My father had his clothes made by Mr. Alvord, the tailor, who had his establishment on Warren Street near the Onondaga Hotel. My father bought all his smallclothes, shirts, hats, etc. at J.P.Goettel's haberdashery on Salina, the best place in town.  He wore Stetson shoes. He always dressed very well. My clothes came largely from L. Vinney & Sons, a good male clothing store where high school boys used to work clerking during the Christmas holiday season in order to pick up a little spare change. I think I did this once or twice during my career. The big department stores were Dey Brothers, Chappell—Dyer, E.W.Edwards & Son and Hunter-Tuppen and we had accounts at all of them. The photographic shop where we had our developing and printing done was Thamer's and we patronized A.G.Spalding's for all our sporting goods requirements -- and what a fascinating store that was to shop for ball gloves and tennis racquets and baseballs and footballs -- really "good goods." Then there were the movie theaters downtown: the Strand and the Eckel and the Happy Hour and the Regent out on East Genesee a bit. Then there was the old Kieth vaudeville theater and the Bastable burlesque. And above all this junky stuff, there were two legitimate theaters, the Wieting and the Empire. At one time or another, I think I went to them all except the Bastable. I forgot the Savoy, a movie house on Warren which specialized in serials and sensationalism -- such things as Lucille Love and The Exploits of Elaine.

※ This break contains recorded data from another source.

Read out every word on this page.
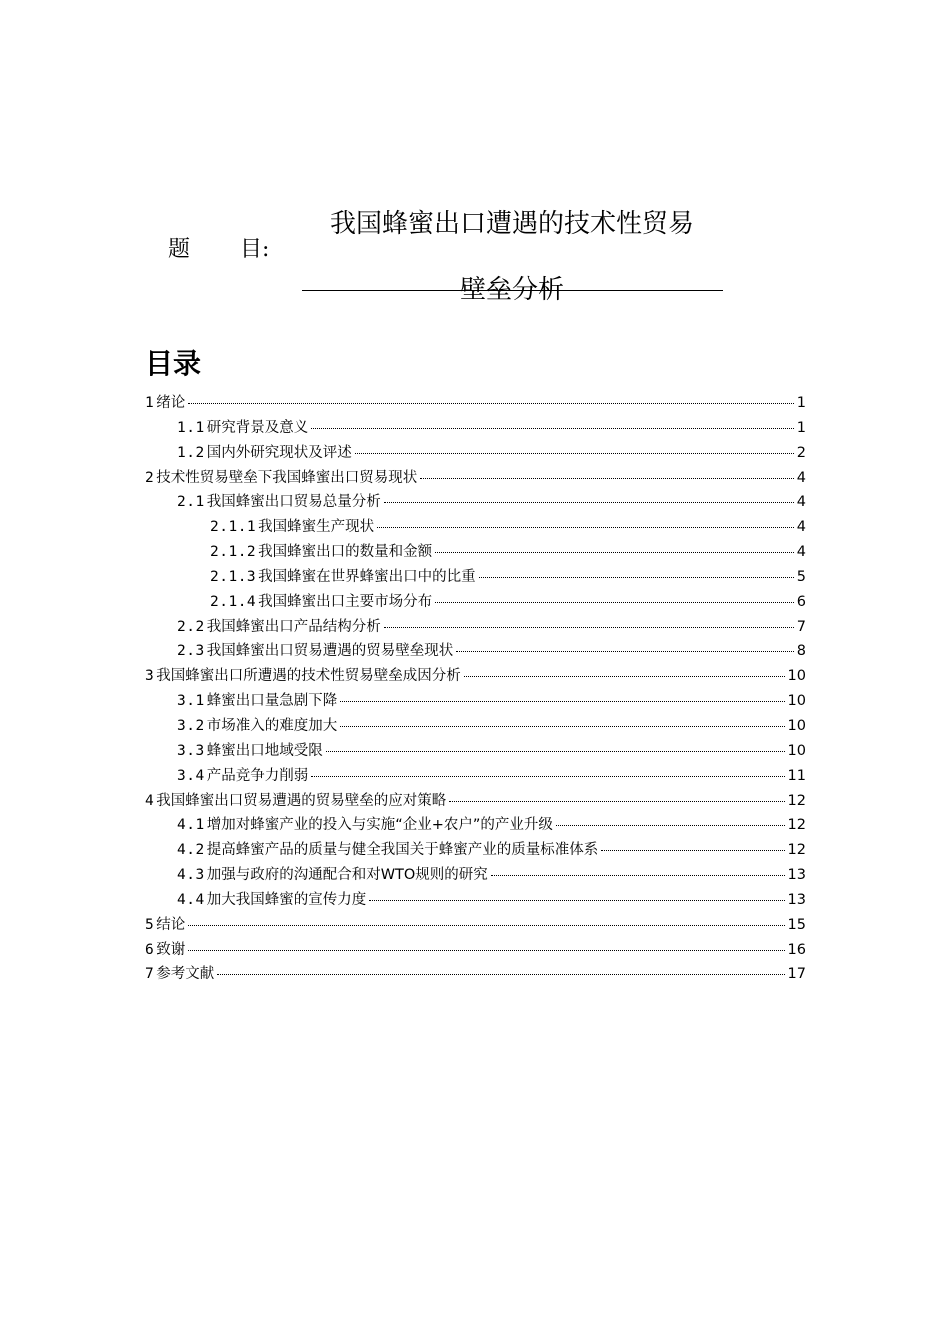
题 目:
我国蜂蜜出口遭遇的技术性贸易
壁垒分析
目录
1 绪论	1
1.1 研究背景及意义	1
1.2 国内外研究现状及评述	2
2 技术性贸易壁垒下我国蜂蜜出口贸易现状	4
2.1 我国蜂蜜出口贸易总量分析	4
2.1.1 我国蜂蜜生产现状	4
2.1.2 我国蜂蜜出口的数量和金额	4
2.1.3 我国蜂蜜在世界蜂蜜出口中的比重	5
2.1.4 我国蜂蜜出口主要市场分布	6
2.2 我国蜂蜜出口产品结构分析	7
2.3 我国蜂蜜出口贸易遭遇的贸易壁垒现状	8
3 我国蜂蜜出口所遭遇的技术性贸易壁垒成因分析	10
3.1 蜂蜜出口量急剧下降	10
3.2 市场准入的难度加大	10
3.3 蜂蜜出口地域受限	10
3.4 产品竞争力削弱	11
4 我国蜂蜜出口贸易遭遇的贸易壁垒的应对策略	12
4.1 增加对蜂蜜产业的投入与实施“企业+农户”的产业升级	12
4.2 提高蜂蜜产品的质量与健全我国关于蜂蜜产业的质量标准体系	12
4.3 加强与政府的沟通配合和对WTO规则的研究	13
4.4 加大我国蜂蜜的宣传力度	13
5 结论	15
6 致谢	16
7 参考文献	17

There were a few outlying places of interest such as Butternut Street which was in the center of the German section of town and where the big breweries were located. Way out Butternut near the outskirts of town was a German restaurant named Gabel's which was as famous in its way as Candee's at Onondaga Valley. On East Genesee Street four or five blocks from the center of town was Forman Park named for Joshua but I was always a bit irritated that the bronze statue in the park of Joshua and another pioneer Syracusan named Redfield, posed together, merely had the name Redfield on it.  Adjacent to the park was Forman Avenue, an undistinguished street about three blocks long. Way out on the east end of town, there was a short street, maybe two blocks 1ong, named Craton Street. I believe it was in this area that Grandma Craton had once owned some property. Just north of the city limits, there was what was left of the old salt industry out along the shore of Onondaga Lake, the vats and settling tanks, all made of wood, rotting away, the place on its last legs. You could ride by this on the Liverpool car or drive by it on the way to the plank road. The lake shore eventually was converted to parks but it was a bad mess at the time I'm talking about.